A model semi-pro would be more accurate.
“We had training the other night but I was unable to attend because I had to go to London for modelling,” added Scott.
“Martin is very understanding, but he knows I’m not a lazy lad. I’m always at the gym and always looking after myself.
“At the moment it’s a bit of pocket money. I get to travel and meet people, it’s a case of seeing where it goes.
“I got a black eye playing in a match a few weeks ago and had to get in touch with the photographers to explain what had happened. They still wanted me, I just had to put a bit of make-up on for the shoot!”
The 28-year-old, formerly of Dunston, Harrogate Town, Newcastle Blue Star and Whitby, is one of the last men standing of the clutch of players signed in the wake of demotion to the Northern League.
Of those who played in the first game of 2012-13, only Scott, Gary Brown, David Dowson and Amar Purewal remain.
“The three years have gone really quickly,” added Scott, who has now made 122 appearances, behind only Thompson, Dowson and Alan White of the current squad.

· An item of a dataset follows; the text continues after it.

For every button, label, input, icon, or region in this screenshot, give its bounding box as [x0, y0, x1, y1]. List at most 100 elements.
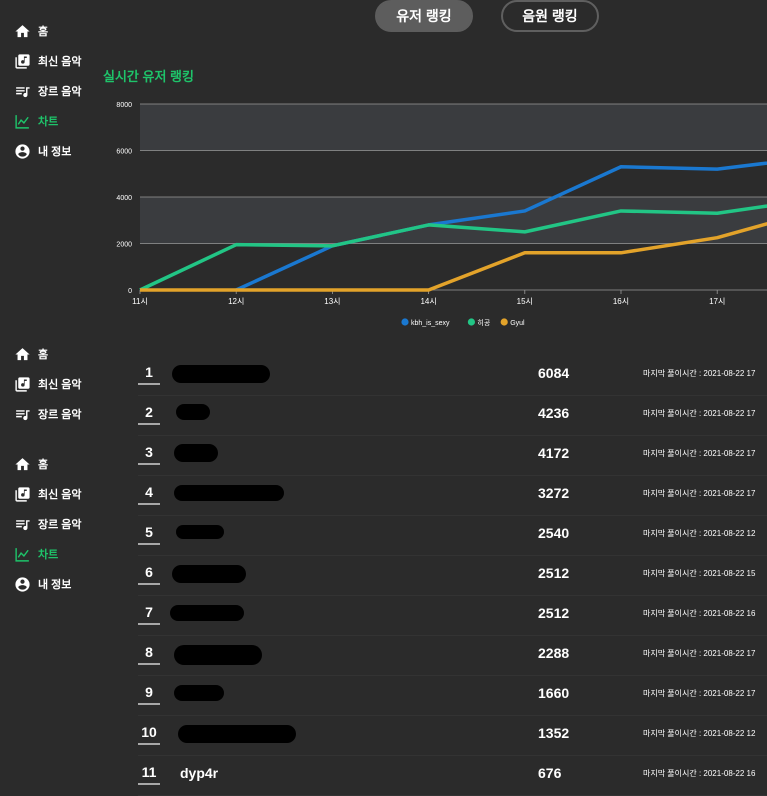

“When I first met Martin at the Blue Bell in Middlesbrough he wanted to win the league straight away when he’d only signed six players at the time.
“I thought maybe he was underestimating the Northern League, but we won the title.
“We were unlucky last season, and we’ve gone straight back at it this year. We’ve been up there and challenging in all three seasons.”
The climax of the third season comes three days after a thrilling 3-2 win over Spennymoor, a match that could’ve gone either way with the teams trading goals in the closing stages.
Quakers trailed 2-1 with 12 minutes to go, but Liam Hatch equalised and then Dowson notched the winner in the last minute, providing Darlington with their most dramatic moment since Chris Senior’s Wembley goal four years ago.
Scott said: “People had probably written us off, but it shows the character we’ve got, we bounced back with a never say die attitude. We’ve had that all season, when we’ve had our backs to the wall we always come back.
“It was the biggest win we’ve had and there’s been some good ones, like beating Spenny in the Northern League.
“I felt confident at 1-0 and at half-time Martin gave us our jobs for the second half. To be fair to them, they gave it a go and got two goals. Others teams might’ve crumbled, but with our attitude that we get off Martin we’ve gone at them again and came back to win.
“It was outlined in a talk at the end of the game by Martin. It’s a togetherness involving everyone, including the fans and the people who work for the club, not just the starting XI and the subs.
“Martin has got everyone pulling in the same direction.”